In the most common scenario, the Resin server provides both the RMI Registry and the RMI services. When the registry server is defined as `localhost', Resin will start the rmi registry if has not been started already.

This provides a simple method of using RMI, you don't have to worry about the (somewhat tricky) process of starting the rmi registry yourself.

Scenario: a Resin server that provides the Registry and the service

<web-app>
  <resource type="com.caucho.resources.rmi.RmiRegistry">
    <init>
      <server>localhost</server>
      <port>1099</port>

      <rmi-service service-name="HelloWorld" service-class="example.HelloWorldImpl"/>
      <rmi-service .... >
    </init>
  </resource>
</web-app>

When the Resin server starts, it will start the rmi registry on port 1099 and register the `HelloWorld' service with it.

A Registry on a different server

In this scenario, the rmi registry is located on the machine services.hogwarts.com. The registry is started with a custom (not Resin) server implemented by Hogwarts.

The requirement is for the HelloWorld service, implemented within a Resin server, to be registered with the remote Registry.

In this scenario, the Resin resource RmiRegistry is used to attach to the existing RMI registry running on services.hogwarts.com.

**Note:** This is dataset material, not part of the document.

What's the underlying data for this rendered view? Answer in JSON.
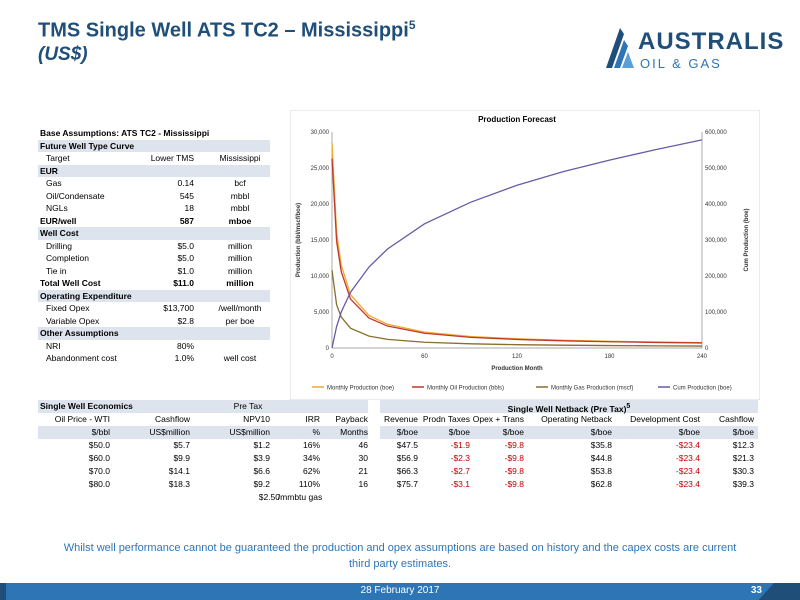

A Registry on a different server

<web-app>
  <resource type="com.caucho.resources.rmi.RmiRegistry">
    <init>
      <server>services.hogwarts.com</server>
      <port>1099</port>

      <rmi-service service-name="HelloWorld" service-class="example.HelloWorldImpl"/>
      <rmi-service .... >
    </init>
  </resource>
</web-app>

When the Resin server starts, it will register the `HelloWorld' service with the RMI Registry on services.hogwarts.com. Since the server is on a remote machine, Resin will not create a registry on the local machine. When the REsin server shuts down, or is restarted, the `HelloWorld' service will be removed from the remote registry.

A Registry in a different JVM

In this scenario, the rmi registry is located on the same machine as the Resin server, but is started with a custom (not Resin) server implemented by Hogwarts.

This is essentially the same scenario as having a Registry on a different szerver. The server name cannot be provided as `localhost', however, because Resin will try to create the RMI registry.

The solution is to use an IP address of `127.0.0.1' as the address of the server. Because the server name is not `localhost', the RMI registry will not be created.

A Registry in a different JVM

<web-app>
  <resource type="com.caucho.resources.rmi.RmiRegistry">
    <init>
      <server>127.0.0.1</server>
      <port>1099</port>

      <rmi-service service-name="HelloWorld" service-class="example.HelloWorldImpl"/>
      <rmi-service .... >
    </init>
  </resource>
</web-app>

When the Resin server starts, it will register the `HelloWorld' service with the RMI Registry on the local machine. Since the server is not `localhost', Resin will not create a registry on the local machine. When the Resin server shuts down, or is restarted, the `HelloWorld' service will be removed from the remote registry.